- Harharia Chak Location in West Bengal, India Harharia Chak Harharia Chak (India)
- Coordinates: 24°09′13″N 88°28′35″E﻿ / ﻿24.15363°N 88.47631°E
- Country: India
- State: West Bengal
- District: Murshidabad

Area
- • Total: 1.99 km^{2} (0.77 sq mi)

Population (2011)
- • Total: 8,435
- • Density: 4,240/km^{2} (11,000/sq mi)

Languages
- • Official: Bengali, English
- Time zone: UTC+5:30 (IST)
- Vehicle registration: WB
- Lok Sabha constituency: Murshidabad
- Vidhan Sabha constituency: Raninagar
- Website: murshidabad.nic.in

= Harharia Chak =

Harharia Chak is a census town in the Raninagar I CD block of the Domkal subdivision in the Murshidabad district in the Indian state of West Bengal.

==Geography==

===Location===
Haraharia Chak is located at .

===Area overview===
While the Lalbag subdivision is spread across both the natural physiographic regions of the district, Rarh and Bagri, the Domkal subdivision occupies the north-eastern corner of Bagri. In the map alongside, the Ganges/ Padma River flows along the northern portion. The border with Bangladesh can be seen in the north and the east. Murshidabad district shares with Bangladesh a porous international border which is notoriously crime prone (partly shown in this map). The Ganges has a tendency to change course frequently, causing severe erosion, mostly along the southern bank. The historic city of Murshidabad, a centre of major tourist attraction, is located in this area. In 1717, when Murshid Quli Khan became Subahdar, he made Murshidabad the capital of Subah Bangla (then Bengal, Bihar and Odisha). The entire area is overwhelmingly rural with over 90% of the population living in the rural areas.

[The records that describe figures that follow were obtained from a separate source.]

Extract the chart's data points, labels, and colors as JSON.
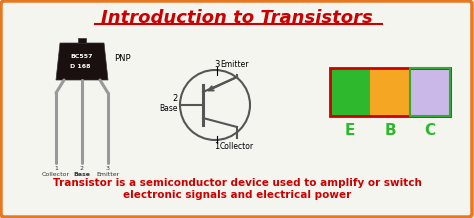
{
  "title": "Introduction to Transistors",
  "title_color": "#cc0000",
  "title_fontsize": 13,
  "bg_color": "#f5f5f0",
  "border_color": "#e87722",
  "subtitle_line1": "Transistor is a semiconductor device used to amplify or switch",
  "subtitle_line2": "electronic signals and electrical power",
  "subtitle_color": "#cc0000",
  "subtitle_fontsize": 7.5,
  "pnp_label": "PNP",
  "transistor_label_line1": "BC557",
  "transistor_label_line2": "D 168",
  "ebc_labels": [
    "E",
    "B",
    "C"
  ],
  "ebc_colors": [
    "#2db82d",
    "#f5a623",
    "#c9b8e8"
  ],
  "ebc_border_color": "#cc0000",
  "ebc_label_color": "#2db82d",
  "transistor_body_color": "#1a1010",
  "transistor_leg_color": "#999999",
  "annotation_color": "#000000",
  "small_label_color": "#333333",
  "schematic_color": "#555555"
}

Note: The map alongside presents some of the notable locations in the subdivisions. All places marked in the map are linked in the larger full screen map.

==Demographics==
According to the 2011 Census of India, Harharia Chak had a total population of 9,411, of which 4,747 (50%) were males and 4,664 (40%) were females. Population in the age range 0–6 years was 911. The total number of literate persons in Harharia Chak was 7,206 (84.78% of the population over 6 years).

As per 2001 Census of India, Harharia Chak had a population of 8435. Males constitute 51% of the population and females 49%. Harharia Chak has an average literacy rate of 67%, higher than the national average of 59.5%: male literacy is 72%, and female literacy is 63%. In Harharia Chak, 13% of the population is under 6 years of age.

==Infrastructure==
According to the District Census Handbook, Murshidabad, 2011, Harharia Chak covered an area of 1.99 km^{2}. The protected water-supply involved overhead tank, tap water from treated source. It had 935 domestic electric connections. Among the medical facilities it had 2 hospitals, 1 maternity & child welfare centre, 1 TB hospital/ clinic, 12 nursing homes, 1 veterinary hospital. Among the educational facilities, it had 4 primary schools, 1 middle school, 2 secondary schools. It had 1 recognised shorthand, typewriting & vocational training institute. Among the social, recreational & cultural facilities it had 1 cinema theatre, 1 auditorium/ community hall, 1 public library, 1 reading room. It had branch office of 1 nationalised bank.